Above is just a small portion of the challenges parents of special needs kids face. These things and countless others like education pile up over time. It all can lead to unbearable stress on the family unit. How do we help? I don't have a magic bullet or plan. I am in the trenches every day, and I often can't see past what is in front of me. But if I had to put a few at the top of my list, I would say:

  • Tandem shopping carts are a huge game changer for a special needs family. I first encountered these carts in a Target in Florida and have since used them locally at Target and Safeway. If you are unfamiliar, these carts have a large seat built into a cart specifically designed to allow someone with a disability to be in the cart with you as you shop. This should be a no-brainer for every retail store that needs shopping carts.

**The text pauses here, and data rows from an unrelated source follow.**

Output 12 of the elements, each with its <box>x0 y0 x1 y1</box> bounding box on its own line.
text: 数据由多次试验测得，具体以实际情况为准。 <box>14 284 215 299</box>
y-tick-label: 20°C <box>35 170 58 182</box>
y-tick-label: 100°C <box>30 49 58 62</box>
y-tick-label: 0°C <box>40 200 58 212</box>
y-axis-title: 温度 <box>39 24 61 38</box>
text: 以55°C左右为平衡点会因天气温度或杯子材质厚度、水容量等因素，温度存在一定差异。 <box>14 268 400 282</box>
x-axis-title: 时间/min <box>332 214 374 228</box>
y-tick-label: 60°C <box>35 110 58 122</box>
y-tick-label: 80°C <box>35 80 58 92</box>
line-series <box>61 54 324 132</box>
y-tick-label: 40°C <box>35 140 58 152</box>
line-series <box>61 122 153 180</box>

  • Better restrooms and changing tables in the disability restrooms designed to be more than just a changing table for infants that are 4-feet high and can only bear 20+lbs. While we are at it, let's bring back the bigger bathrooms in future airplanes. Not one person on the planet thinks the current smaller form factor bathrooms are a good design, and I can guarantee every special needs caretaker would welcome this change.

If you are still here reading, I thank you for reading through what seems to be a bit of a rant and, again, certainly therapeutic for me. I feel a bit selfish in writing this. My burden isn't your burden, and no doubt you have your own, so please accept my apology and thanks. I guess I have heard so many times the phrase "I can't imagine what it's like" that I thought just maybe I could help paint that picture for those who, at some point in their mind or out loud said, "I can't imagine what it's like to be in your situation."